Ezra is a bright, charming young three-year old child, son of a young lawyer daddy and a beautiful mommy. When they bring him into the synagogue on Shabbat mornings, the sanctuary lights up. He runs directly to his loving grandpa, a well-known and respected ophthalmologist, who serves as a gabbai.
He jumps into grandpa’s open arms and the love between the two is highly contagious. Grandpa lets him sit on the central bima close to the table from which the Torah is read. At age three, Ezra is becoming indoctrinated into the beauties of the Jewish religion. Now he is beginning to sing En Kelohenu and Adon Olam by himself with, well….maybe just a wee bit of help from grandpa.
I first met Ezra shortly after the death of my beloved wife of fifty-six years. I was saying kaddish for her and while standing with tears streaming down my cheeks, I saw Ezra sitting with his daddy two rows in front of me. Somehow, he turned his head and saw me. And in one instant, his bright smile brought me momentary comfort. I cannot truly explain it. And if I could, I doubt that my readers would understand the emotions of an old man making eye contact with a beautiful young child.
One Shabbat morning I approached him and offered him a lollipop which he took gladly while his daddy asked him “what do you say?” and the response from a tiny voice was “thank you”. From that first meeting, Ezra and I have bonded with one another. I love him as if he were my own grandchild.
My own three grandchildren are now adults and they no longer rely upon me to be the supplier of lollipops. But each Shabbat, Ezra runs over to my seat and looks inside my tallit bag. He has a choice of chocolate M & M bits, two kinds of lollipops, and occasionally a mini-chocolate bar. I offer him two or three of the candies and he tells me “daddy says I cannot have more than three”. But he continues to look at the “treasures” in my tallit bag.
After my wife’s death from pancreatic cancer in September, one week before Rosh Hashanah, I have not yet fully recovered from the pain of loss. My life seems to have lost much of its meaning since the light of my life was extinguished and left me walking in darkness.I questioned why and how I could go on living without her. Until I met Ezra ! God had sent me a gift.
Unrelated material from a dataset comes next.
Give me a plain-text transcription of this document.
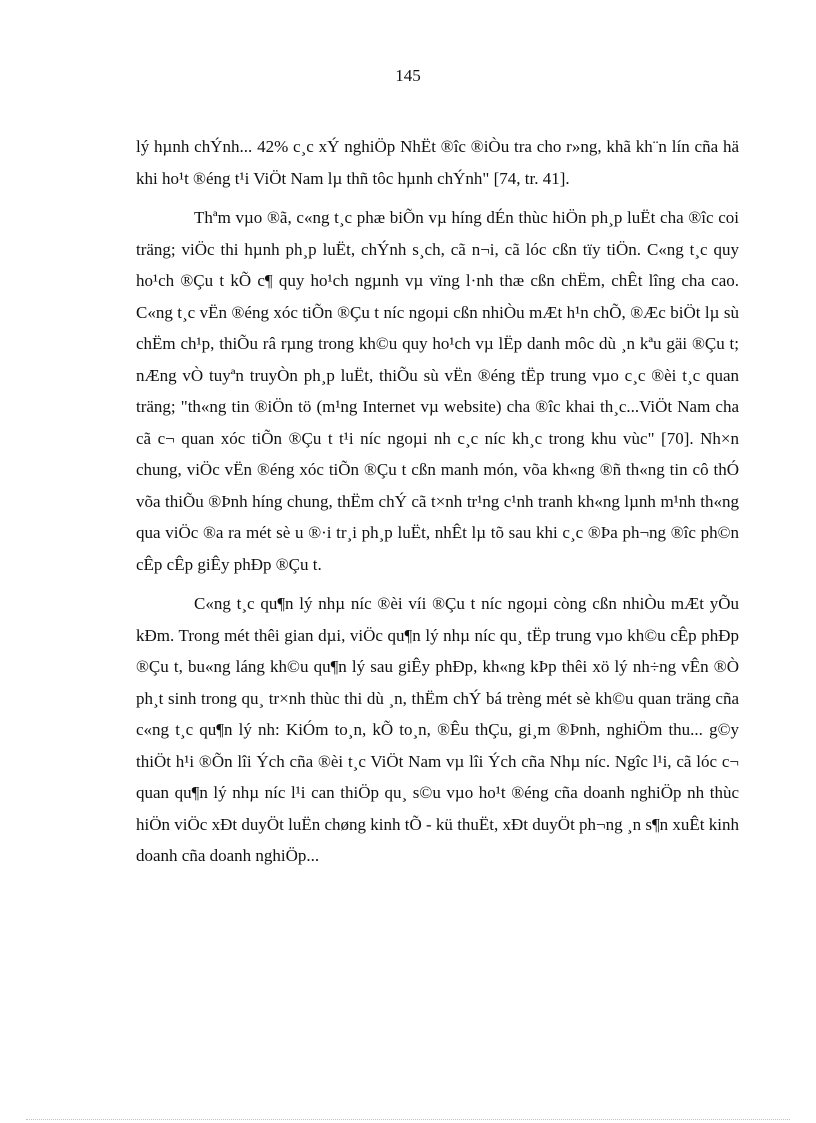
145

lý hµnh chÝnh... 42% c¸c xÝ nghiÖp NhËt ®îc ®iÒu tra cho r»ng, khã kh¨n lín cña hä khi ho¹t ®éng t¹i ViÖt Nam lµ thñ tôc hµnh chÝnh" [74, tr. 41].

Thªm vµo ®ã, c«ng t¸c phæ biÕn vµ híng dÉn thùc hiÖn ph¸p luËt cha ®îc coi träng; viÖc thi hµnh ph¸p luËt, chÝnh s¸ch, cã n¬i, cã lóc cßn tïy tiÖn. C«ng t¸c quy ho¹ch ®Çu t kÕ c¶ quy ho¹ch ngµnh vµ vïng l·nh thæ cßn chËm, chÊt lîng cha cao. C«ng t¸c vËn ®éng xóc tiÕn ®Çu t níc ngoµi cßn nhiÒu mÆt h¹n chÕ, ®Æc biÖt lµ sù chËm ch¹p, thiÕu râ rµng trong kh©u quy ho¹ch vµ lËp danh môc dù ¸n kªu gäi ®Çu t; nÆng vÒ tuyªn truyÒn ph¸p luËt, thiÕu sù vËn ®éng tËp trung vµo c¸c ®èi t¸c quan träng; "th«ng tin ®iÖn tö (m¹ng Internet vµ website) cha ®îc khai th¸c...ViÖt Nam cha cã c¬ quan xóc tiÕn ®Çu t t¹i níc ngoµi nh c¸c níc kh¸c trong khu vùc" [70]. Nh×n chung, viÖc vËn ®éng xóc tiÕn ®Çu t cßn manh món, võa kh«ng ®ñ th«ng tin cô thÓ võa thiÕu ®Þnh híng chung, thËm chÝ cã t×nh tr¹ng c¹nh tranh kh«ng lµnh m¹nh th«ng qua viÖc ®a ra mét sè u ®·i tr¸i ph¸p luËt, nhÊt lµ tõ sau khi c¸c ®Þa ph¬ng ®îc ph©n cÊp cÊp giÊy phÐp ®Çu t.

C«ng t¸c qu¶n lý nhµ níc ®èi víi ®Çu t níc ngoµi còng cßn nhiÒu mÆt yÕu kÐm. Trong mét thêi gian dµi, viÖc qu¶n lý nhµ níc qu¸ tËp trung vµo kh©u cÊp phÐp ®Çu t, bu«ng láng kh©u qu¶n lý sau giÊy phÐp, kh«ng kÞp thêi xö lý nh÷ng vÊn ®Ò ph¸t sinh trong qu¸ tr×nh thùc thi dù ¸n, thËm chÝ bá trèng mét sè kh©u quan träng cña c«ng t¸c qu¶n lý nh: KiÓm to¸n, kÕ to¸n, ®Êu thÇu, gi¸m ®Þnh, nghiÖm thu... g©y thiÖt h¹i ®Õn lîi Ých cña ®èi t¸c ViÖt Nam vµ lîi Ých cña Nhµ níc. Ngîc l¹i, cã lóc c¬ quan qu¶n lý nhµ níc l¹i can thiÖp qu¸ s©u vµo ho¹t ®éng cña doanh nghiÖp nh thùc hiÖn viÖc xÐt duyÖt luËn chøng kinh tÕ - kü thuËt, xÐt duyÖt ph¬ng ¸n s¶n xuÊt kinh doanh cña doanh nghiÖp...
In our Hebrew bible, Ezra the scribe was a 5th century BCE religious reformer who was freed from Babylonian captivity by a Persian ruler and was permitted to return with other exiles to Jerusalem, there to begin the re-building of Jewish religious life. Ezra has rightly been called the “Father of the Jewish Religion”, for it was he, aided later by an associate, Nehemiah, who taught the Torah to the exiled Hebrews and enforced observance of Jewish festivals and Sabbaths.
The shoresh or root of the name Ezra comes from the Hebrew word “ezer” meaning help or support.Thus little Ezra is rightly named for he is, indeed, and has been for some months, my best medicine. No therapist could relieve my pain as much as my weekly “visit” with Ezra. He has helped me to control my tears and to begin smiling once again.
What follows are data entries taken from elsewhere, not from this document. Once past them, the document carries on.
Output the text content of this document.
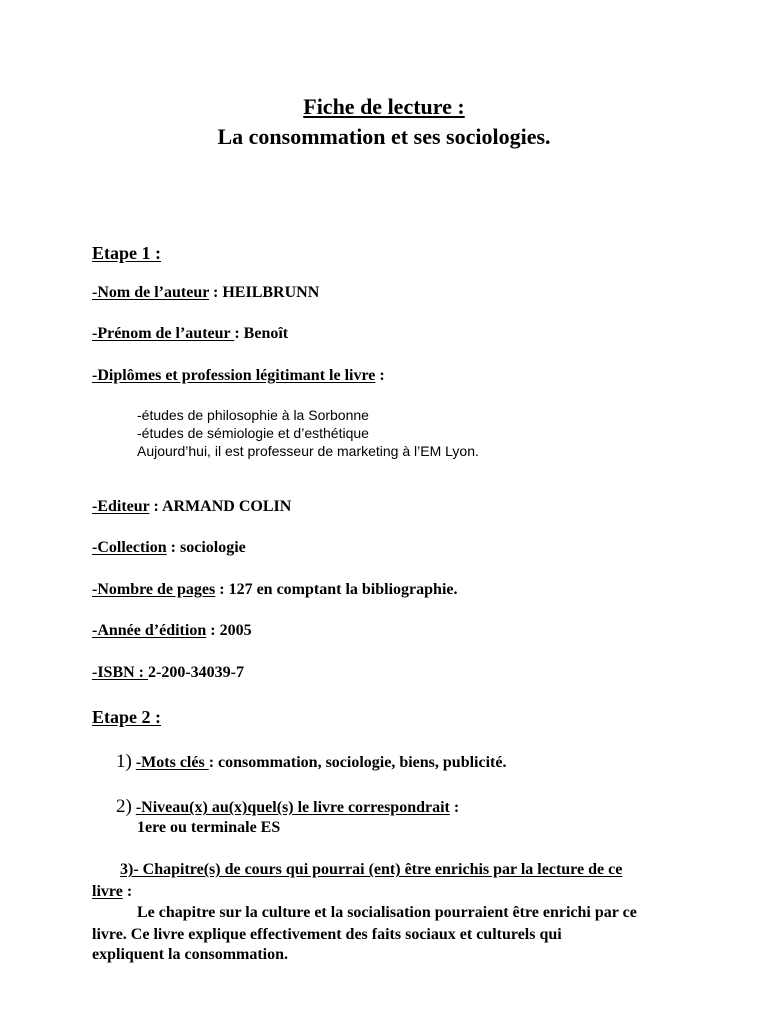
Fiche de lecture :
La consommation et ses sociologies.
Etape 1 :
-Nom de l’auteur : HEILBRUNN
-Prénom de l’auteur : Benoît
-Diplômes et profession légitimant le livre :
-études de philosophie à la Sorbonne
-études de sémiologie et d’esthétique
Aujourd’hui, il est professeur de marketing à l’EM Lyon.
-Editeur : ARMAND COLIN
-Collection : sociologie
-Nombre de pages : 127 en comptant la bibliographie.
-Année d’édition : 2005
-ISBN : 2-200-34039-7
Etape 2 :
1) -Mots clés : consommation, sociologie, biens, publicité.
2) -Niveau(x) au(x)quel(s) le livre correspondrait :
1ere ou terminale ES
3)- Chapitre(s) de cours qui pourrai (ent) être enrichis par la lecture de ce
livre :
Le chapitre sur la culture et la socialisation pourraient être enrichi par ce
livre. Ce livre explique effectivement des faits sociaux et culturels qui
expliquent la consommation.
Often, after services, when congregants gather in the Kiddush room for a “bissel” herring or gefilte fish, washed down with a prime whiskey or vodka, Ezra walks to the cookie table to play the game of eenie-meenie-miney-mo, which cookie to take first, he does not know. So I “help” him to decide by bringing him a plate of assorted cookies but “daddy said I could only eat one”.
Sometimes I enjoy playing a game of tag with him. I run after him and he runs in the opposite direction, giggling all the way. I play peek-a-boo with him and try to hide so he can catch me. He, however, prefers to sit up tall in a chair munching on the cookies he has selected.
My son the doctor tells me I am acting childishly. I reply how glad I am to hear it. It helps me to recall earlier days of my childhood when my beloved zaideh and I played similar games. Ezra has been a help to me on my road to recovery. I don’t think recovery will ever return to me completely but Ezra’s beautiful smile, his giggle, his twinkling eyes, his affection for me make every Shabbat an oneg…a joyous day.
At age 97 I will not be able to attend Ezra’s Bar Mitzvah in thirteen more years. But somehow and in some way I must return to him the love which he gives to me.
Blessed be his parents and grandparents who have taught him love and respect for the Jewish religion. His exposure to the synagogue services to which he looks forward weekly will forever be his “gersa d’yankuta”… his childhood memories which he will retain for all the days of his long life.
I wish that everyone could have an Ezra to embrace, to love, to cherish. Eddie Cantor may have had his Susie. But I have, and I cherish, my three-year old Ezra. And I look forward to smiles and hugs for many more years. I’ll be sure to keep my tallit bag full of goodies.
This Shabbat will be animal crackers. Which one will he prefer… the elephant or the tiger?